After as series of frustrating delays, Verizon Wireless in the United States recently began updating all the Motorola Droids on its network to Android OS 2.1. Apparently, all Droids on the Verizon network which haven’t yet received the update will get it by the end of April 9th. Verizon uses this PDF to explain features of the update, and provides these instructions about the installation process. If your Droid reacts as mine did, it will automatically reboot twice and take about five minutes to apply the update.
Some Droid owners are reporting slower graphics after the update, but it seems that their experiences are the exception rather than the rule. On my Droid, the Android OS 2.1 update coincided with noticeable improvements in 3G web-browsing speeds, better touchscreen responsiveness, and greater fluidity during graphics-intensive processes. Features of the update include: pinch-to-zoom, voice input (often called voice-to-text or speech-to-text), live wallpapers, and Google Goggles.
Pinch-to-Zoom does exactly what its name suggests. Use your thumb and pointer finger to control magnification in Browser, Gallery, Google Maps (and Google Earth). Pinching outward increases the zoom level, while pinching inward decreases the amount of zoom. If you decide that you don’t like this new way of zooming, the old double-tap method works as well as ever.
Having been disappointed with similar programs in the past, I wasn’t expecting much from Droid’s new voice input capabilities in terms of speed or accuracy. I must admit, I’ve been very pleasantly surprised! Using the onscreen keyboard, a microphone button now appears directly to the left of the spacebar whenever you tap on a field that can accept text. The one exception is the Google Quick Search Box, which has its own mic button. Voice input is always available, but active only immediately after you press the onscreen keyboard’s mic button. If you want to turn the onscreen keyboard’s voice input completely off, you can do so by going Menu Button => Settings => Language & Keyboard => Android Keyboard => and removing the checkmark from “Voice input”.
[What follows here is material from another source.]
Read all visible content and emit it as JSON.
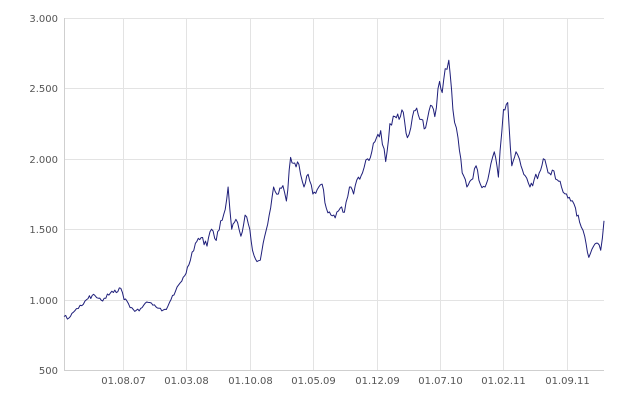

The live wallpapers concept is much more flexible than that GIF-type animated background you may have had on your old Windows 98 computer. Sure, a live wallpaper can be a looping animation, but it can also be based on activity happening on the Droid (such as music visualizations), include randomized elements, or even be interactive. Try Menu Button => Wallpaper => Live wallpapers => and choose “Water” for a fun example. If you choose a live wallpaper like Magic Smoke, you can quickly customize the background by going Menu Button => Configure from your Droid’s home screen.
Think of Google Goggles as the visual equivalent of song-recognition apps. Say you’re at a library, and you see a book that you’d like to add to your personal collection. Simply go into your Droid’s application drawer and tap on Goggles. After completing a short one-time tutorial, take a picture of the book’s cover and wait a few moments for the app to analyze the picture. You will then see information and purchasing options for the book. In my testing, Goggles has been very accurate — even when the picture contains glare from Droid’s built-in flash. For more information, see Google’s official introduction to Goggles in the video below.
Other features new to Droid in Android OS 2.1 include: a mobile version of Google Earth (send a link from your computer or download from Android Market); official support for Yahoo! Mail; enhancements to Gallery, including Picasa integration and a 3D interface; and a new “News and Weather” app. Due to hardware limitations, Google Earth will not work on Sprint’s HTC Hero or Verizon’s HTC Eris.
There’s strong evidence that there will eventually be more updates to the 2.1 series of Android OS for Droid. First, there are admittedly some missing elements in the existing update, including: users are still limited to only three panels for their apps, still no biking layer in Google Maps or Google Earth, no way to activate voice input from the hardware keyboard, and users cannot access Yahoo! Mail over Wi-Fi. Second, updated Droids are reporting a firmware version of 2.1-update1 — suggesting that a 2.1-update2 is already on the drawing boards.
Journalists in the blogosphere are widely reporting that updates for those versions of Motorola Milestone (Droid’s cousin for non-US markets), Hero, and Eris which didn’t come with Android OS 2.1 pre-installed will receive access to over-the-air and/or downloadable updates as early as this month. In the meantime, Droid owners have some major bragging rights!